Cross Reality ist noch nicht reif

Der vom Research-Spezialist Gartner veröffentliche „Hype Cycle for Emerging Technologies“ aus dem letzten Jahr bestätigt diesen Eindruck. Dort ist das Thema Virtual Reality nach den überzogenen Hype-Erwartungen aus dem Tal der Ernüchterung gekommen und befindet sich auf der Stufe steigender Erleuchtung. Bedeutet: Die Erwartungen sind auf dem Boden der Tatsachen angekommen. Das erlaubt nun einen nüchternen Blick auf die Technologie und ihre Weiterentwicklung. Gartner prognostizierte im letzten Jahr, dass diese erst zwischen 2019 und 2023 das „Plateau of Productivity“ erreicht. Für Augmented Reality sieht es hier noch düsterer aus: Die dafür notwendigen Technologien werden das Plateau erst frühestens ab 2022 erreichen. Der Erfolg von Cross Reality hängt aber nicht an der Technik allein. Selbst auf der HMI scheiterten Vorführungen für Virtual oder Augmented Reality an der fehlenden Infrastruktur.

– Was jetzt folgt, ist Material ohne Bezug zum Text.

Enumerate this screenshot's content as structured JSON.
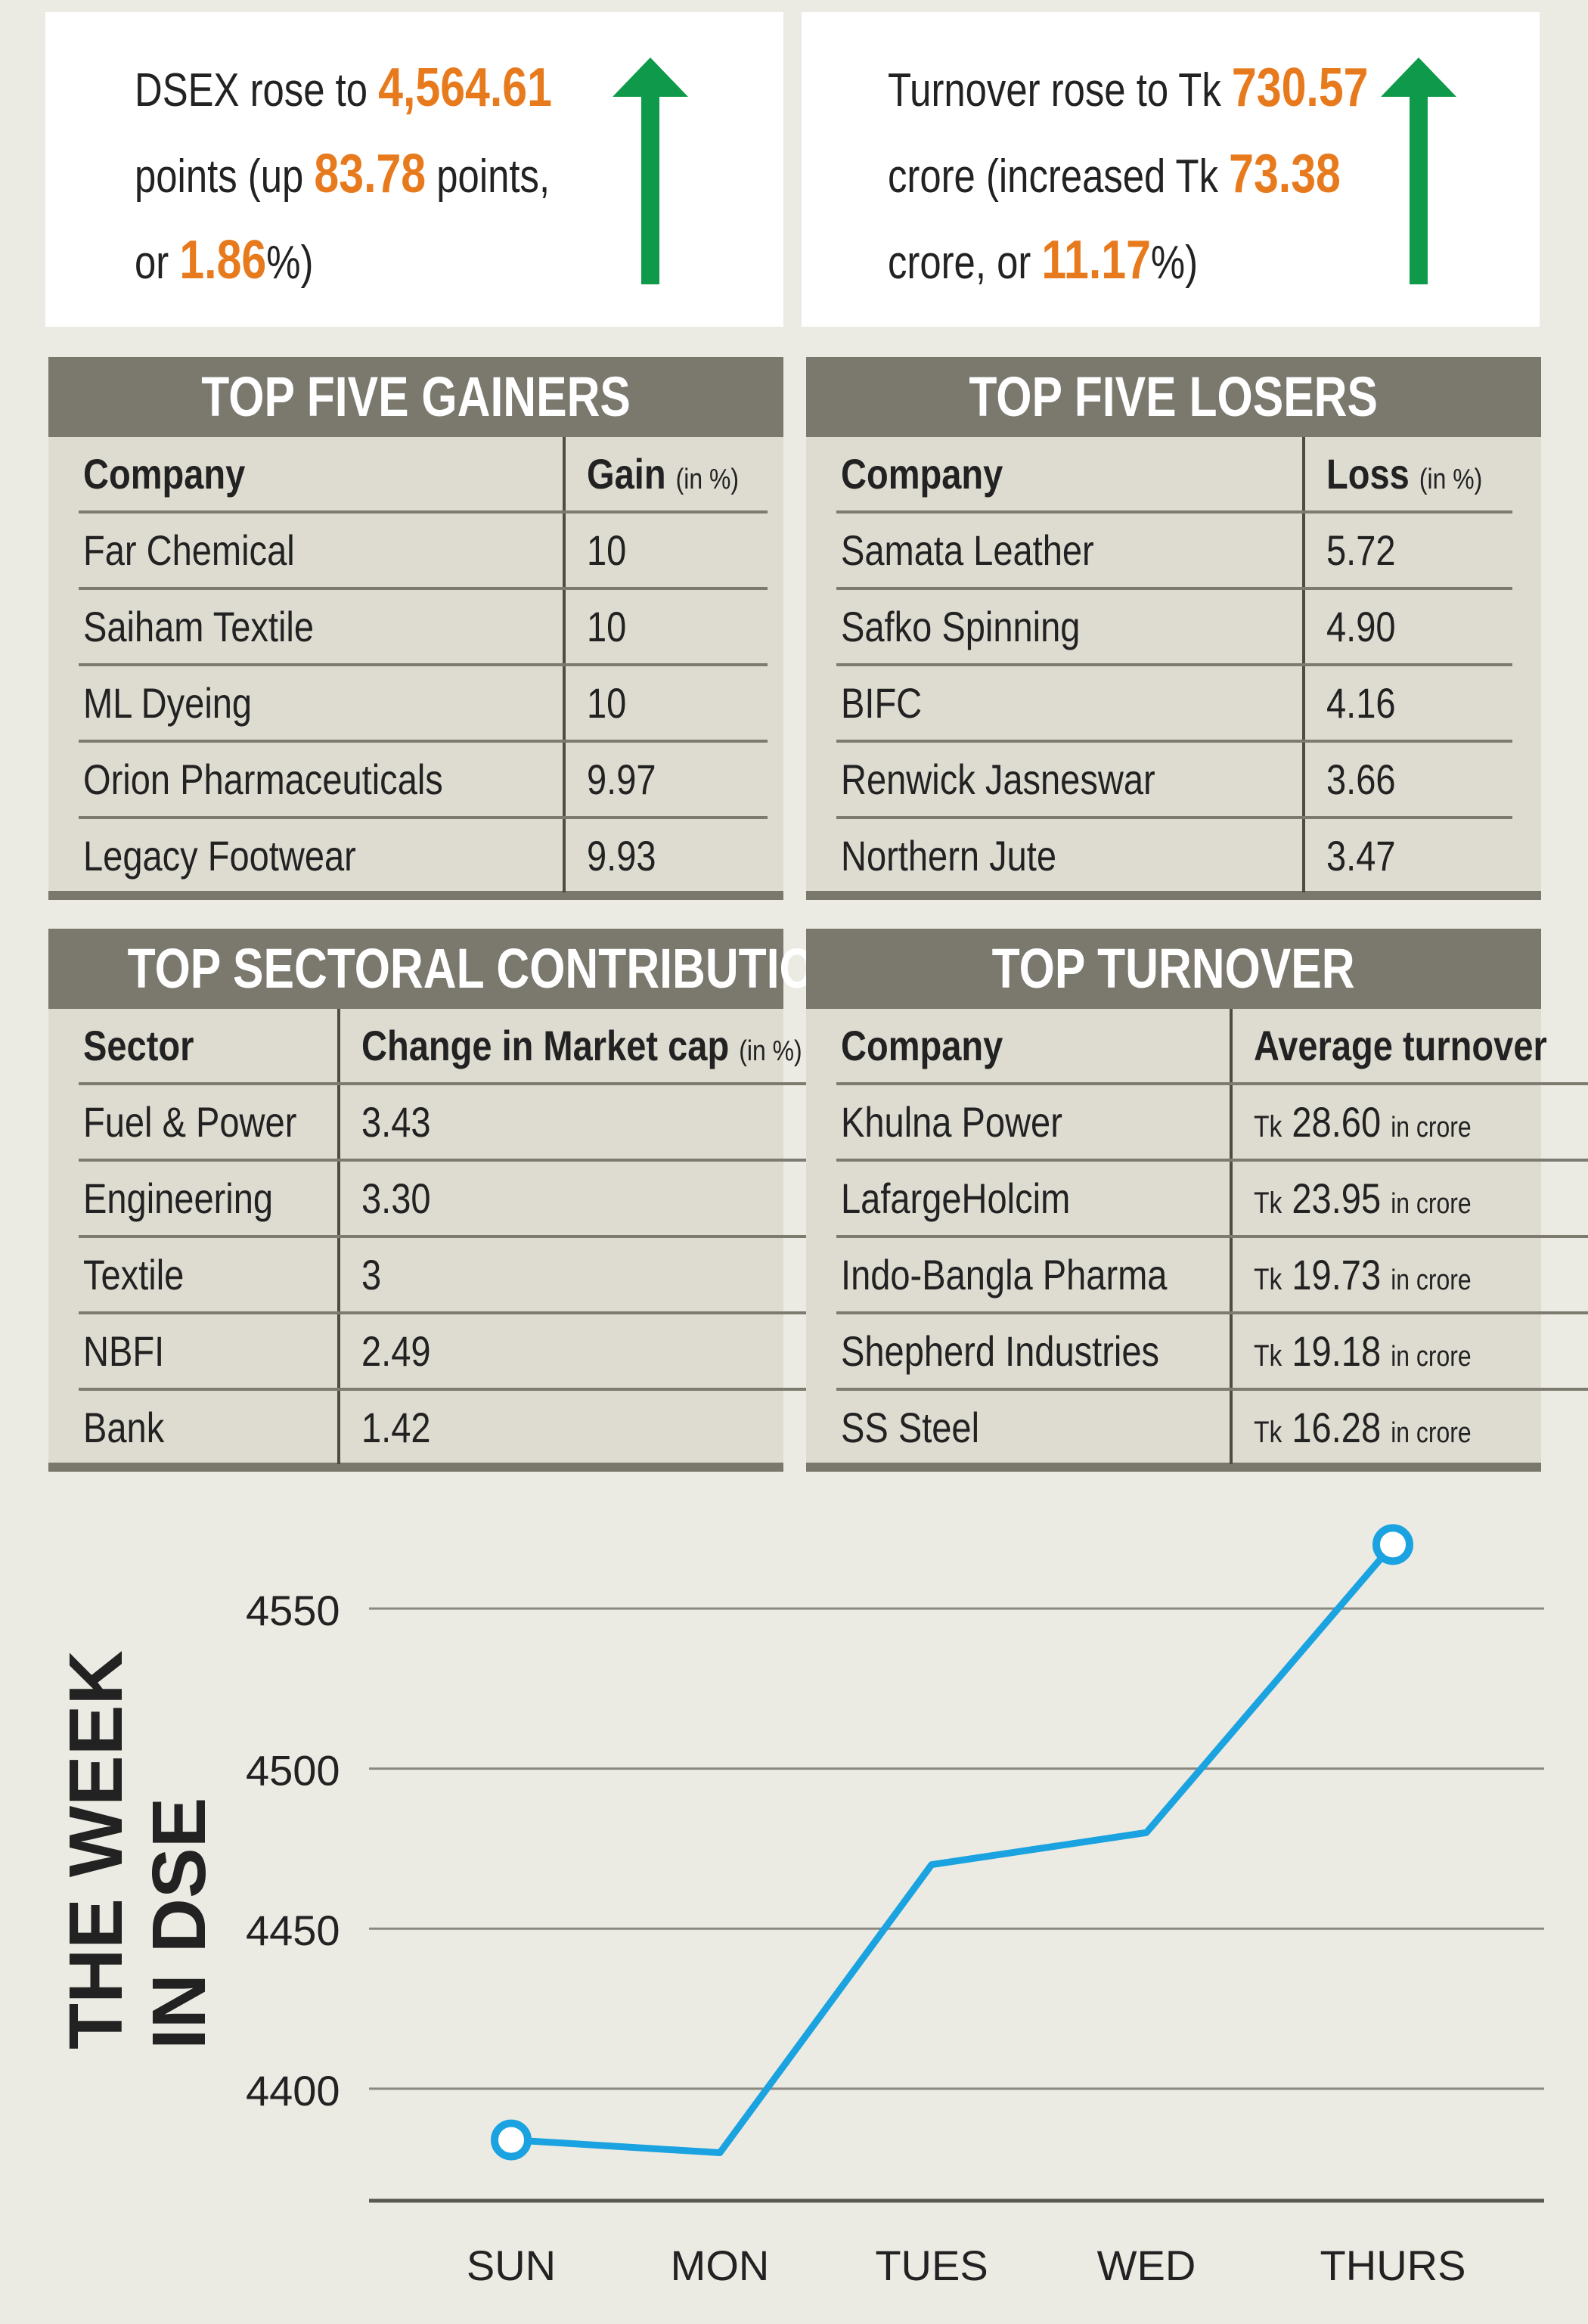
{
  "summary": {
    "dsex": {
      "text1": "DSEX rose to ",
      "value": "4,564.61",
      "text2": "points (up ",
      "change": "83.78",
      "text3": " points,",
      "text4": "or ",
      "pct": "1.86",
      "text5": "%)"
    },
    "turnover": {
      "text1": "Turnover rose to Tk ",
      "value": "730.57",
      "text2": "crore (increased Tk ",
      "change": "73.38",
      "text3": "crore, or ",
      "pct": "11.17",
      "text4": "%)"
    },
    "accent_color": "#e87a1e",
    "arrow_color": "#0e9a4a"
  },
  "gainers": {
    "title": "TOP FIVE GAINERS",
    "col1": "Company",
    "col2": "Gain",
    "col2_unit": "(in %)",
    "rows": [
      {
        "name": "Far Chemical",
        "value": "10"
      },
      {
        "name": "Saiham Textile",
        "value": "10"
      },
      {
        "name": "ML Dyeing",
        "value": "10"
      },
      {
        "name": "Orion Pharmaceuticals",
        "value": "9.97"
      },
      {
        "name": "Legacy Footwear",
        "value": "9.93"
      }
    ]
  },
  "losers": {
    "title": "TOP FIVE LOSERS",
    "col1": "Company",
    "col2": "Loss",
    "col2_unit": "(in %)",
    "rows": [
      {
        "name": "Samata Leather",
        "value": "5.72"
      },
      {
        "name": "Safko Spinning",
        "value": "4.90"
      },
      {
        "name": "BIFC",
        "value": "4.16"
      },
      {
        "name": "Renwick Jasneswar",
        "value": "3.66"
      },
      {
        "name": "Northern Jute",
        "value": "3.47"
      }
    ]
  },
  "sectors": {
    "title": "TOP SECTORAL CONTRIBUTION",
    "col1": "Sector",
    "col2": "Change in Market cap",
    "col2_unit": "(in %)",
    "rows": [
      {
        "name": "Fuel & Power",
        "value": "3.43"
      },
      {
        "name": "Engineering",
        "value": "3.30"
      },
      {
        "name": "Textile",
        "value": "3"
      },
      {
        "name": "NBFI",
        "value": "2.49"
      },
      {
        "name": "Bank",
        "value": "1.42"
      }
    ]
  },
  "turnover_table": {
    "title": "TOP TURNOVER",
    "col1": "Company",
    "col2": "Average turnover",
    "prefix": "Tk",
    "suffix": "in crore",
    "rows": [
      {
        "name": "Khulna Power",
        "value": "28.60"
      },
      {
        "name": "LafargeHolcim",
        "value": "23.95"
      },
      {
        "name": "Indo-Bangla Pharma",
        "value": "19.73"
      },
      {
        "name": "Shepherd Industries",
        "value": "19.18"
      },
      {
        "name": "SS Steel",
        "value": "16.28"
      }
    ]
  },
  "chart_title": {
    "line1": "THE WEEK",
    "line2": "IN DSE"
  },
  "chart_data": {
    "type": "line",
    "categories": [
      "SUN",
      "MON",
      "TUES",
      "WED",
      "THURS"
    ],
    "series": [
      {
        "values": [
          4384,
          4380,
          4470,
          4480,
          4570
        ]
      }
    ],
    "yticks": [
      4400,
      4450,
      4500,
      4550
    ],
    "ylim": [
      4365,
      4580
    ],
    "grid": true,
    "line_color": "#1aa3e0",
    "endpoint_markers": true
  }
}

Sprich: Das WLAN war nicht verfügbar, zu schwach oder der Akku des Gerätes war erschöpft. Eine passende Infrastruktur ist ein wesentlicher Baustein, den Unternehmen auch in ihren realen Projekten bedenken müssen. Ohne die richtigen Rahmenbedingungen kann die Technik noch so gut sein, aber ihr Potenzial nicht entfalten.

 

IoT-Plattformen sind Insellösungen

Ein weiteres zentrales Thema sind die digitalen Plattformen für das Industrial Internet of Things (IIoT). Sie sollen als Träger der Digitalisierung dienen und vor allem die intelligente Vernetzung verschiedener Systeme, Anlagen und Anwendungen gewährleisten. Gartner weist für IoT-Plattformen eine ähnliche Zeitschiene wie für Virtual Reality aus. Allerdings wird die Entwicklung hier schneller voranschreiten, obwohl der Trend erst den Hype-Status überwindet. Auf der HMI präsentierte eine Vielzahl von Unternehmen ihre Idee einer IoT-Plattform. Doch ein Großteil davon stellt Insellösungen dar, die statt eine offene Vernetzung zu ermöglichen, proprietär ausgelegt sind. Dies schränkt Unternehmen ein. Um genau das zu verhindern, braucht es Lösungen wie SODALIS, die es ermöglichen, IoT-Plattformen zu vernetzen – damit IoT am Ende nicht für „Island of Technology“ steht.